Als Kunde (und auch die Online-Händler werden folgen) fragt man sich nun, ob so ein ruhiger Tag irgendwann auch mal kommen wird – und wie viel Ärger man bis dahin ertragen muss. Man sollte jetzt noch mehr um ein gutes Verhältnis zu seinem Zusteller bemüht sein; ein kleines Geschenk zu Weihnachten kann auch nicht schaden (übrigens: in der Vorweihnachtszeit erhöht sich die Zahl der Sendungen um 50 bis 70 Prozent pro Schicht).

Grundsätzlich befolgen Mitarbeiter „an der Front“ neue Vorgaben von oben. Oft kommt dabei aber genau das heraus, was das Management nicht wollte. Steven Kerr hat sich bereits 1975 im „Academy of Management Journal“ damit befasst! Das Tolle daran ist, wie bereits oben angedeutet, dass das an Universitäten nur selten zur Sprache kommt. Und es scheint so, dass auf Management spezialisierte Unternehmensberatungen es ebenfalls nicht verstehen – trotz all ihrer Bemühungen, Wissensmanagementsysteme aufzubauen. Das ist nur ein Grund, warum Steven Kerr’s Beitrag in meinen Seminaren zum Thema „Management of Organizations“ Pflichtlektüre ist. Als Dozent wäre es für mich beschämend, wenn einer meiner Studierenden später einmal ein neues Berechnungsmodell einführt und dabei die Reaktion der Mitarbeiter „an der Front“ nicht bedenkt.

Wie konnte das alles in einem Unternehmen wie der DHL passieren? Wurden die „Front-Mitarbeiter“, die ihre Arbeit besser kennen als alle anderen, vor der strategischen Veränderung nicht befragt? Liegt die Antwort im Managementdenken selbst? Liegt es an der guten alten Vetternwirtschaft ehemaliger McKinsey-Berater, wie auf manchen Webseiten zu lesen ist (zwischen McKinsey und der DHL gibt es anscheinend enge Verbindungen; der CEO und einige andere Vorstandsmitglieder waren zuvor Berater bei McKinsey). Oder liegt es an dem, was Unternehmensberatungen – wie es schon Steven Kerr angedeutet hat – wirklich wollen: mehr Stunden abrechnen. Berater wollen nicht, dass derjenige, der sie gerufen hat, schlecht aussieht; denn dann müssen sie befürchten, ihren Beratungsauftrag zu verlieren. Daher tragen sie viele schlechte Entscheidungen mit (wenn Sie nach einem krassen Beispiel suchen, googeln Sie doch mal nach „Arthur Anderson“ und „Enron“). Oder liegt das Problem einfach nur in der praktischen Umsetzung?
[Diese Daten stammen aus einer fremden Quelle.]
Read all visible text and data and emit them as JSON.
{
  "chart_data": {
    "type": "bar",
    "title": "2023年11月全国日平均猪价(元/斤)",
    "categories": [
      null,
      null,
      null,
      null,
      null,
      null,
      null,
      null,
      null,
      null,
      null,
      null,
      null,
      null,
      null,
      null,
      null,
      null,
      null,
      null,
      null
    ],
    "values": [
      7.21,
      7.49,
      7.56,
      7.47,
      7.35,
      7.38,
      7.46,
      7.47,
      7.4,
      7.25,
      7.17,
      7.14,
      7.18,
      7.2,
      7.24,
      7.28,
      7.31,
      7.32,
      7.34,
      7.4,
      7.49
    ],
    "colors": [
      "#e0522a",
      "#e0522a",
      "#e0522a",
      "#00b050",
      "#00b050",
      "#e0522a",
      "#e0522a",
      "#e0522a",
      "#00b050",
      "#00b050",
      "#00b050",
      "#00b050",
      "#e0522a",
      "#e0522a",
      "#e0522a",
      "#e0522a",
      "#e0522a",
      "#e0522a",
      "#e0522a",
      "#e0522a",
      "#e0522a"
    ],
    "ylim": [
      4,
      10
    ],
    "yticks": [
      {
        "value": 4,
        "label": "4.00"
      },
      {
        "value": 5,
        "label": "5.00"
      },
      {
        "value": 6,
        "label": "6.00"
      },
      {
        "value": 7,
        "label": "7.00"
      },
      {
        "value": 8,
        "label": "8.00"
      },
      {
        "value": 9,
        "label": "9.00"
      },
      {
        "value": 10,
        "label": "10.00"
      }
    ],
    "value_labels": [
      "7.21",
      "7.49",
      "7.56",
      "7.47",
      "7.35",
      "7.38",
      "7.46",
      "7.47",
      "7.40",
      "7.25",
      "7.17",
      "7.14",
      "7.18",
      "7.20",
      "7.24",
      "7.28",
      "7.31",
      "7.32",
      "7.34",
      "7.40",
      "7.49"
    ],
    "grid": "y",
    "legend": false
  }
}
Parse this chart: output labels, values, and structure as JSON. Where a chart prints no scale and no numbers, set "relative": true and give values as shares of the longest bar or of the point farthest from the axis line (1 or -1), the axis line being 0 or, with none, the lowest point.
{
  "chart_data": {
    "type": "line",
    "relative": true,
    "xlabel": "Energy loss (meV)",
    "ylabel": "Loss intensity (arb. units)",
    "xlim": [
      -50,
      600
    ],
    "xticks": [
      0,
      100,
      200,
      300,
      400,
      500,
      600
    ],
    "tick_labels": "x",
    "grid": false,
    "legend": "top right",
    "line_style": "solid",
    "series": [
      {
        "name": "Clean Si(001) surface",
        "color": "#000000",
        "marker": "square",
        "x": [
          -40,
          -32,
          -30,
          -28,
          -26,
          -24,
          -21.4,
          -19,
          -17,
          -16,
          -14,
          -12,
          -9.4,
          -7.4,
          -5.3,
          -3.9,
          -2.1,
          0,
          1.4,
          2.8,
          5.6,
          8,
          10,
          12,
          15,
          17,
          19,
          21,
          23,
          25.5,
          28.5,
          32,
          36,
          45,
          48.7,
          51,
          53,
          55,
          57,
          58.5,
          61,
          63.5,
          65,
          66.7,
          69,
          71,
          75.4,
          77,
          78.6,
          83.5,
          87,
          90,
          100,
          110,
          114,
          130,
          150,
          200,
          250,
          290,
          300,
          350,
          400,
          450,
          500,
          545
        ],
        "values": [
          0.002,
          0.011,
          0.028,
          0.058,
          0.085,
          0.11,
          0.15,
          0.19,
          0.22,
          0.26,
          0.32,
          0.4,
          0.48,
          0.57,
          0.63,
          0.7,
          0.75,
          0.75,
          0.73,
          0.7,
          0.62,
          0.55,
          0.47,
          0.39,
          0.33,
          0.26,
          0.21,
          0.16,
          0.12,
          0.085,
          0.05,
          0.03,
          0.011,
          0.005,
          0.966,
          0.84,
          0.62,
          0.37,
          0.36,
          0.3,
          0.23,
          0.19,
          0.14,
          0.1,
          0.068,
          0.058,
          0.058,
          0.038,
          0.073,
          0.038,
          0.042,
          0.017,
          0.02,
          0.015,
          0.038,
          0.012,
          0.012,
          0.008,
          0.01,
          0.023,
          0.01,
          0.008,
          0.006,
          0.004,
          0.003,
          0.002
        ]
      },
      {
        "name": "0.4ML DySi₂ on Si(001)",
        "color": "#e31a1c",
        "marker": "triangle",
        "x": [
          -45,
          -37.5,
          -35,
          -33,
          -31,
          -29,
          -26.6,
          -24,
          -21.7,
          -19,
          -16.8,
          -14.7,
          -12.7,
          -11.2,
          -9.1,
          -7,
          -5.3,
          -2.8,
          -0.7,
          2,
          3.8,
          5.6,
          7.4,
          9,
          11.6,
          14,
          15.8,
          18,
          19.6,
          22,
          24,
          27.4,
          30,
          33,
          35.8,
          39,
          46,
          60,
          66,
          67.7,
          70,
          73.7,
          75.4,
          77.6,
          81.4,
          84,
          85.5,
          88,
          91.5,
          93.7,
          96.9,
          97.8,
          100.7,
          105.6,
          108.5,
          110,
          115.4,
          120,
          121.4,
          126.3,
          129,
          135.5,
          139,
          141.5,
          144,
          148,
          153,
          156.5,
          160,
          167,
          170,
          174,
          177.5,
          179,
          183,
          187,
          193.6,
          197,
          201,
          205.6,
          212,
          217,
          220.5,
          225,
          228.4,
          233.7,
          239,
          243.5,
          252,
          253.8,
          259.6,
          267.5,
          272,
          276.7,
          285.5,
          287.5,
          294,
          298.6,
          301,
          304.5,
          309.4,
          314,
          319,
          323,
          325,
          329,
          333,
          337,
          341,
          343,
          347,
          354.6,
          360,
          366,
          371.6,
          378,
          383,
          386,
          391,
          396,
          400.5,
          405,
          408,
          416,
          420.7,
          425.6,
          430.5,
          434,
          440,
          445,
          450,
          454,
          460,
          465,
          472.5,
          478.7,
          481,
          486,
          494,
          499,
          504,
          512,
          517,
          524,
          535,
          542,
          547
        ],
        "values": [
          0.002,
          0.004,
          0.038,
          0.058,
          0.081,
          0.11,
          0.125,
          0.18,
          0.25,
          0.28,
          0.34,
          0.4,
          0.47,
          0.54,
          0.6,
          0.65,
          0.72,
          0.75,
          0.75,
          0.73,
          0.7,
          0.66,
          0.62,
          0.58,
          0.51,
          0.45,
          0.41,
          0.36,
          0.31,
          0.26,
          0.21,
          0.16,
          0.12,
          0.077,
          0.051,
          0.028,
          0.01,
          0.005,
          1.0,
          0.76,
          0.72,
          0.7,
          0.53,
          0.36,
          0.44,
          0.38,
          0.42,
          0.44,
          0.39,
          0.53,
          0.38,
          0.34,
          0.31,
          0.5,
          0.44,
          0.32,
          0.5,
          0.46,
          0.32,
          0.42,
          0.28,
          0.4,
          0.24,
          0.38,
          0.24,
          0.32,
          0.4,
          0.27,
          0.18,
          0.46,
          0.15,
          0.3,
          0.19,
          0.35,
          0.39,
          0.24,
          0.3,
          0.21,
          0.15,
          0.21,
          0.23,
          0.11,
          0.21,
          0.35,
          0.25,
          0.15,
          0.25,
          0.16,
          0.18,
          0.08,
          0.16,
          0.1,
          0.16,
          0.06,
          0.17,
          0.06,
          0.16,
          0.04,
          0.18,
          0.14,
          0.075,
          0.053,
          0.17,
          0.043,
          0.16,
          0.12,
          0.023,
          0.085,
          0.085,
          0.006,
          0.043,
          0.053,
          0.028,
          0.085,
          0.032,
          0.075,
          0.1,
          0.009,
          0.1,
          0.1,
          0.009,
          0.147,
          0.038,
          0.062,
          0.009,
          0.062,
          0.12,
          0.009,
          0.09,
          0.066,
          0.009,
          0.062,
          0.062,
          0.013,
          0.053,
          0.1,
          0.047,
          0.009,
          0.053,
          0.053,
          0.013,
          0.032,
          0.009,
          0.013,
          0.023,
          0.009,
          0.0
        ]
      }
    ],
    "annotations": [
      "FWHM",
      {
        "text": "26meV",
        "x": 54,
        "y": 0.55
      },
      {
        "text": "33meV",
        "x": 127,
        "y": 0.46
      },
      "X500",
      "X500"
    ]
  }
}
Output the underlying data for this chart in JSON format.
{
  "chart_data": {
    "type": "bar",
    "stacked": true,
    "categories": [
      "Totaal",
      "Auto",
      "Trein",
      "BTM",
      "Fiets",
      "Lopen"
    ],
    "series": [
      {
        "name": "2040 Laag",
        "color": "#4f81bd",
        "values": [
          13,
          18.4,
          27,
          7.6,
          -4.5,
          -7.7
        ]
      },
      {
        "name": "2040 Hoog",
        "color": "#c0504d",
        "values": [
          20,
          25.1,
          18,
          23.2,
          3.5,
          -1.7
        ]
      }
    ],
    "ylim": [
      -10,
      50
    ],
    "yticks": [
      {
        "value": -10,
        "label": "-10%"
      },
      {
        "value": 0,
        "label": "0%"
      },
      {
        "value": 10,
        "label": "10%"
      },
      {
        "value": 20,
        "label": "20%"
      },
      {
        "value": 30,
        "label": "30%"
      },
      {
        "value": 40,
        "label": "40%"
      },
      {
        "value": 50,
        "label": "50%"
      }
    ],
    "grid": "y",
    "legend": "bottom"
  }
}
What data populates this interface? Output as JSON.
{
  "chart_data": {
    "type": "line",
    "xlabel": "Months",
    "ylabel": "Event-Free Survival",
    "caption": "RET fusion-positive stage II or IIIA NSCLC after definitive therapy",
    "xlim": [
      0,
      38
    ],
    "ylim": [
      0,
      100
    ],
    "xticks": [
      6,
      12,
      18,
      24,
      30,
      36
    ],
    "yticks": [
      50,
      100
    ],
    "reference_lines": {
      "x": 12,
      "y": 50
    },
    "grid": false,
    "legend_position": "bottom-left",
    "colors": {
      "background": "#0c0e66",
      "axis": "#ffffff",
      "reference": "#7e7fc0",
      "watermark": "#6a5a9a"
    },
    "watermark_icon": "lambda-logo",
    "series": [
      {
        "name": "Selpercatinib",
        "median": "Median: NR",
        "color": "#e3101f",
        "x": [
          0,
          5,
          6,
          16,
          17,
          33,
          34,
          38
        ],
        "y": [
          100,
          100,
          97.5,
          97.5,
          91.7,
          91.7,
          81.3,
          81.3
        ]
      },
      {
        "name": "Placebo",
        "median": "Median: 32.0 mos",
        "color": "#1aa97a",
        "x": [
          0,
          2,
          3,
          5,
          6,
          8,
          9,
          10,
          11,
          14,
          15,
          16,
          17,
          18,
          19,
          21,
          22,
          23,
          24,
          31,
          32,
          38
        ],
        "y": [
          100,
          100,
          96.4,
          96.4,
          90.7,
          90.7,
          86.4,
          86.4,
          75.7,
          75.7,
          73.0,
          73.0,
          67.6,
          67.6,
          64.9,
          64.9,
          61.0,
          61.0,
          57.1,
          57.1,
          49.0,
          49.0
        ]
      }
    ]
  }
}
An dieser Stelle muss ich klarstellen, dass ich die Problematik vereinfacht dargestellt habe; aufgrund der Aktualität des Vorgangs gibt es nur wenige Quellen. Aber bei einem bleibe ich: Mit funktionierender Feedbackschleife, soliden betriebswirtschaftlichen Grundlagen und stabiler Führung hätte eine solche strategische Veränderung nicht stattgefunden. Jeder macht Fehler, keine Frage. Aber wenn niemand stark oder angstfrei genug ist, laut aufzuschreien oder Fehler zu identifizieren, bevor eine neue Berechnung eingeführt wird – dann läuft etwas falsch.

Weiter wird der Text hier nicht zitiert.